Il vero Controllore in carne e ossa doveva aver lasciato Okzat-Ozkat; Sutty non lo vedeva da settimane. Era un sollievo. Lo preferiva di gran lunga come figura immaginaria da bistrattare.

Aveva smesso di chiedere cosa facevano i maz. Anche un bambino di pochi anni avrebbe saputo rispondere a quella domanda. I maz raccontavano. Narravano, leggevano, recitavano, discutevano, spiegavano e inventavano. La materia infinita delle loro narrazioni non era fissa e non si poteva definire. E continuava a crescere, perfino adesso; perché non tutti i testi erano appresi da altri, non tutte le storie risalivano all’antichità, non tutte le idee e i pensieri erano stati tramandati nel corso degli anni.

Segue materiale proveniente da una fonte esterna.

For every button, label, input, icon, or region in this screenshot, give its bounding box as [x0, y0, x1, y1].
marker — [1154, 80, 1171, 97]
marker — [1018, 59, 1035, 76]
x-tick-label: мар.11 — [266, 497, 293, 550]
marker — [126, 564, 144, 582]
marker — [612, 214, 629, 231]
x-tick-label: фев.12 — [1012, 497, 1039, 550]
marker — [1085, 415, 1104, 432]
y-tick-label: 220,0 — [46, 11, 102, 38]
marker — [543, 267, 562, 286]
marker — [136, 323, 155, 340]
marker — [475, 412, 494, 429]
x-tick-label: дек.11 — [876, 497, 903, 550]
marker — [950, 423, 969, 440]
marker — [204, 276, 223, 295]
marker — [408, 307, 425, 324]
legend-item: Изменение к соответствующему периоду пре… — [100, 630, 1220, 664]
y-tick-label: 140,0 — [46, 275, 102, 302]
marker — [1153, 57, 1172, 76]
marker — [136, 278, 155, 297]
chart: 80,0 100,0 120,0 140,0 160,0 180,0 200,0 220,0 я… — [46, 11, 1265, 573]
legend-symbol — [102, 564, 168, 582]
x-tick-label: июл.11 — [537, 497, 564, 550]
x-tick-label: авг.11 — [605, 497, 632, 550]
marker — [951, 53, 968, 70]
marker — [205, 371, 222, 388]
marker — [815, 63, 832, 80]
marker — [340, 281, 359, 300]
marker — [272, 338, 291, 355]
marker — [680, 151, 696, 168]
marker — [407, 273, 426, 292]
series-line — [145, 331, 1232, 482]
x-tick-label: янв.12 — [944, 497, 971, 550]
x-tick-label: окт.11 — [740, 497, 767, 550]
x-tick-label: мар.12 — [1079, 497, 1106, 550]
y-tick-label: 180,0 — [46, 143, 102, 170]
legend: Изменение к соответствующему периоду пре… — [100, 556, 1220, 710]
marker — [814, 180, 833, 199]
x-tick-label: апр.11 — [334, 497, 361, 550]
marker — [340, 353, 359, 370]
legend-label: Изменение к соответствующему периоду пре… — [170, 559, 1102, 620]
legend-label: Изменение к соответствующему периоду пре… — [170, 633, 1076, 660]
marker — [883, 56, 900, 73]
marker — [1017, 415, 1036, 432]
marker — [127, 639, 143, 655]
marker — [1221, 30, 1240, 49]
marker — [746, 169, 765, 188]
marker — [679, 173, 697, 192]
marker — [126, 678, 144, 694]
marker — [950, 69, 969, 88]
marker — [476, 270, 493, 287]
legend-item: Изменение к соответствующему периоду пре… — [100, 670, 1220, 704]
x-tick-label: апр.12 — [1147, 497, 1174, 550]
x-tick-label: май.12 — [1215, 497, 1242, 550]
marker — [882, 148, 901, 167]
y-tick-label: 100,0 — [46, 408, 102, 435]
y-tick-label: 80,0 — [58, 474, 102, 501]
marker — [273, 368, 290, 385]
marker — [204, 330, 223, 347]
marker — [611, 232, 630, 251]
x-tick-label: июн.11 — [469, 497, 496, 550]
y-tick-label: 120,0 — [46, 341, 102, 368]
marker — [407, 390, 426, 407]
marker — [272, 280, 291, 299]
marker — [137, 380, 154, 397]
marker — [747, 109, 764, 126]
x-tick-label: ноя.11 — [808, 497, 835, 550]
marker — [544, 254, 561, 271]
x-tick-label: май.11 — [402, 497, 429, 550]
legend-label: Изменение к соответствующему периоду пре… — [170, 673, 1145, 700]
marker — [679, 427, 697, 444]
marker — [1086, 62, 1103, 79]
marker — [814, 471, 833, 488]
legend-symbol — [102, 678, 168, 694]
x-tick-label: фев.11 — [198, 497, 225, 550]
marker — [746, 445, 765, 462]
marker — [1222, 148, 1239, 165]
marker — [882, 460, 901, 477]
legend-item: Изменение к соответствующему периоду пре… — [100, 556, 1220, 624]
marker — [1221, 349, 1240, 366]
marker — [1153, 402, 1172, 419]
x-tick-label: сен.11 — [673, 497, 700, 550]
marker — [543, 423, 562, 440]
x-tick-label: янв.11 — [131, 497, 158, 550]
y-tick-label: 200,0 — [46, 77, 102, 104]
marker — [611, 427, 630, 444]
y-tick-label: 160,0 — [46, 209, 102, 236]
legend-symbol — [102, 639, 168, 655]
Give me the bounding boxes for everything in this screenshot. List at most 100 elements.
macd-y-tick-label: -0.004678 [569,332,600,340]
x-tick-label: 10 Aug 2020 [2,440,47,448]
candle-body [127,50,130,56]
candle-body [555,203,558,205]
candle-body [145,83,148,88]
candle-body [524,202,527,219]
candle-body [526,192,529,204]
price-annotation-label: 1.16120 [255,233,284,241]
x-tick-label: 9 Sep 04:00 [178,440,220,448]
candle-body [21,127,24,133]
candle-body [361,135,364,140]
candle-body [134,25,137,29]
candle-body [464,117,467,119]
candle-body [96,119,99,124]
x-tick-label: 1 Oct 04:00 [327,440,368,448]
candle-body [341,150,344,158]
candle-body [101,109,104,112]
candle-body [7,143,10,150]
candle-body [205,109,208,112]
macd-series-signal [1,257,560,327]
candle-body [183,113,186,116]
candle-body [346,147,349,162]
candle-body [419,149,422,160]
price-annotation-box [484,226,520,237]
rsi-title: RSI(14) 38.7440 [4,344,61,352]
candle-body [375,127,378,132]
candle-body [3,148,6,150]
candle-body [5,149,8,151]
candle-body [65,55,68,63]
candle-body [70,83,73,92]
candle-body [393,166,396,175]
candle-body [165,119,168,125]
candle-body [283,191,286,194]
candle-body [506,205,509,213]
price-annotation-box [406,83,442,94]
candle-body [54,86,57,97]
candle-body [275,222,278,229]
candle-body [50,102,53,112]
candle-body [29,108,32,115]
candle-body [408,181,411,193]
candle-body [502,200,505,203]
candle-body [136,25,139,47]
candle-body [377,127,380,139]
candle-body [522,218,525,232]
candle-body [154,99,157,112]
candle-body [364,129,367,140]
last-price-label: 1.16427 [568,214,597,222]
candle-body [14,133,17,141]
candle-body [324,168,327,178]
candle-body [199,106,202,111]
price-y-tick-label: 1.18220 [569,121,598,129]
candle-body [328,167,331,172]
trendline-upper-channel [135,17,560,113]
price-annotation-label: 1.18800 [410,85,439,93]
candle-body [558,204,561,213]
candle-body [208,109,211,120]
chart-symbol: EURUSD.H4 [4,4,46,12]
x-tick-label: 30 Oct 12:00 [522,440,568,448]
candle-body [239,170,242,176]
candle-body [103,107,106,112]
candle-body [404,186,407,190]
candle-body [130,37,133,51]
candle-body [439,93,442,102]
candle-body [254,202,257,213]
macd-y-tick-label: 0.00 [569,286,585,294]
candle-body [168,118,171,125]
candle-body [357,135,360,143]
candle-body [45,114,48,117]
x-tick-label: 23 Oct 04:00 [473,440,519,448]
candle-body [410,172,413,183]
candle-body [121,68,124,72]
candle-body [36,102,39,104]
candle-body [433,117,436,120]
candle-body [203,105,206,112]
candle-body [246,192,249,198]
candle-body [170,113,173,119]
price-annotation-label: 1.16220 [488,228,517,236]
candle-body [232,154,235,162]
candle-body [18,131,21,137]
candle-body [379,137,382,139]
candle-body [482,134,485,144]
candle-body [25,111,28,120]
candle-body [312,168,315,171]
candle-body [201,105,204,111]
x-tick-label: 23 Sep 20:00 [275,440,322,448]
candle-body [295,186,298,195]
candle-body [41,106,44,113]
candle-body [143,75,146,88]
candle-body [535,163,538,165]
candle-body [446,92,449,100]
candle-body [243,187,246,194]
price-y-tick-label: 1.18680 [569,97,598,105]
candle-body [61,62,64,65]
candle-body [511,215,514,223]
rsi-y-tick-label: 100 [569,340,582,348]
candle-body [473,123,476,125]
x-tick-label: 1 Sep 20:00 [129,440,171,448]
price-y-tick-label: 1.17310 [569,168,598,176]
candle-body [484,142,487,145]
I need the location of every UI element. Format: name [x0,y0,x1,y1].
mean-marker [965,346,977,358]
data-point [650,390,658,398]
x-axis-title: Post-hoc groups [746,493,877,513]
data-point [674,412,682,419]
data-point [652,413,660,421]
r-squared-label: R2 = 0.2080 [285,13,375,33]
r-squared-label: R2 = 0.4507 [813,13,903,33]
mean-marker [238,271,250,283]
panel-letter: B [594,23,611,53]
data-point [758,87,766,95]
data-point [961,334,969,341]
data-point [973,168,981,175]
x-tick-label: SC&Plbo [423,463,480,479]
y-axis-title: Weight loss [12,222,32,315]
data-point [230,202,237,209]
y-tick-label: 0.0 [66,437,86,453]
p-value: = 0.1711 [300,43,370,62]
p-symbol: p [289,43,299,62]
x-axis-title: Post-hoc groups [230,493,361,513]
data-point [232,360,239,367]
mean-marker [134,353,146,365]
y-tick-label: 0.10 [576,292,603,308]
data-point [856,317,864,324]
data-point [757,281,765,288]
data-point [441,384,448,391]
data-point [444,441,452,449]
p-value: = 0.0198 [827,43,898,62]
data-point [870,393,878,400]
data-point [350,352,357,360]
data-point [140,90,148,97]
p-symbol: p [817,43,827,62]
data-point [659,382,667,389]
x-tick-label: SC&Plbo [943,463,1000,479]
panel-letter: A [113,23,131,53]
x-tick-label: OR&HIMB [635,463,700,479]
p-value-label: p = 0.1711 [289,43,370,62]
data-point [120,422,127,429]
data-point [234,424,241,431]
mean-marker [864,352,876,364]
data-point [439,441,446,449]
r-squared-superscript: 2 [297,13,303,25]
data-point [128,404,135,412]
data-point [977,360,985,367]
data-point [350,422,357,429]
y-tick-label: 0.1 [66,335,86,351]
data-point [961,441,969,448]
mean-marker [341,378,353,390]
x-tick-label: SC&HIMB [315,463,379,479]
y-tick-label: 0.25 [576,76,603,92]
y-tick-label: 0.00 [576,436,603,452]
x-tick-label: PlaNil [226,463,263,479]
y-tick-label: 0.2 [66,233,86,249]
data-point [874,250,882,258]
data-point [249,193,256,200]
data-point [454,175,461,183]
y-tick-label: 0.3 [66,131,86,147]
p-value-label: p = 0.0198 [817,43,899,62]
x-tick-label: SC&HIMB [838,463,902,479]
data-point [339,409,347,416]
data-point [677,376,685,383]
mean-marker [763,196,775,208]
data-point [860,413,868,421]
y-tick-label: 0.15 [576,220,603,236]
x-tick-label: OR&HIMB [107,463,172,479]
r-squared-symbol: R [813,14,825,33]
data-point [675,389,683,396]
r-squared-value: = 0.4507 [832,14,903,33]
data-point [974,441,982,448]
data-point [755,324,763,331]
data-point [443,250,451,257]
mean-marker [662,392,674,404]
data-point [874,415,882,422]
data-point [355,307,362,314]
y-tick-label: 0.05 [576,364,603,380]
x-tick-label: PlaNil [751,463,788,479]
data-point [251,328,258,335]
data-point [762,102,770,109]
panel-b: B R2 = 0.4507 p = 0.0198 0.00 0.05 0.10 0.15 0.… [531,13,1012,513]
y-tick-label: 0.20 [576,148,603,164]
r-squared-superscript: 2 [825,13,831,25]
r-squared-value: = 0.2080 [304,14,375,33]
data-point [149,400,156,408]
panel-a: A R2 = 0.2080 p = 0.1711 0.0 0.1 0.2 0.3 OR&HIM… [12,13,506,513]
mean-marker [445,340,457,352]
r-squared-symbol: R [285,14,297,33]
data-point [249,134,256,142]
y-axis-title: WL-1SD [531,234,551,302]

La prima volta che incontrò Odiedin Manma fu in occasione di una narrazione, quando il maz raccontò la storia di un giovane, l’abitante di un villaggio delle colline pedemontane del Silong, che sognava di volare. Il giovane sognava di volare così spesso e in modo così vivido che a un certo punto cominciò a scambiare i sogni per la realtà. Descriveva le sensazioni del volo e le cose che vedeva dall’aria. Disegnava mappe di bellissime terre sconosciute dall’altra parte del mondo, nuove terre scoperte durante i suoi voli. La gente andava a sentire i suoi racconti e a vedere le mappe meravigliose. Ma un giorno, scendendo in un burrone mentre inseguiva un eberdin fuggito dal gregge, mise un piede in fallo, precipitò, e rimase ucciso.

La storia terminava così. Odiedin Manma non fece commenti, e nessuno gli rivolse domande. La narrazione si svolgeva a casa dei maz Ottiar e Uming. Più tardi, Sutty chiese delucidazioni a maz Ottiar Uming, perché quella storia l’aveva lasciata perplessa.

La vecchia disse: «Il compagno di Odiedin, Manma, è rimasto ucciso in una caduta quando aveva ventisette anni. Erano maz da un anno appena».

«E Manma sognava di volare?»

Ottiar Uming scosse il capo. «No» rispose. «Quella è la storia. La storia di Odiedin Manma, yoz. Lui racconta quella. Il resto della sua narrazione è nel corpo.» Si riferiva agli esercizi fisici, alle attività ginniche, di cui Odiedin era un insegnante molto stimato.

«Capisco» annuì Sutty, e se ne andò, riflettendo.

Sapeva una cosa, aveva imparato di sicuro una cosa, lì a Okzat-Ozkat: aveva imparato ad ascoltare. Ascoltare, sentire, continuare ad ascoltare ciò che aveva sentito. Portare con sé le parole e ascoltarle. Se il compito dei maz era narrare, il compito degli yoz era ascoltare. Come facevano notare tutti, i maz non servivano a nulla senza gli yoz, e viceversa.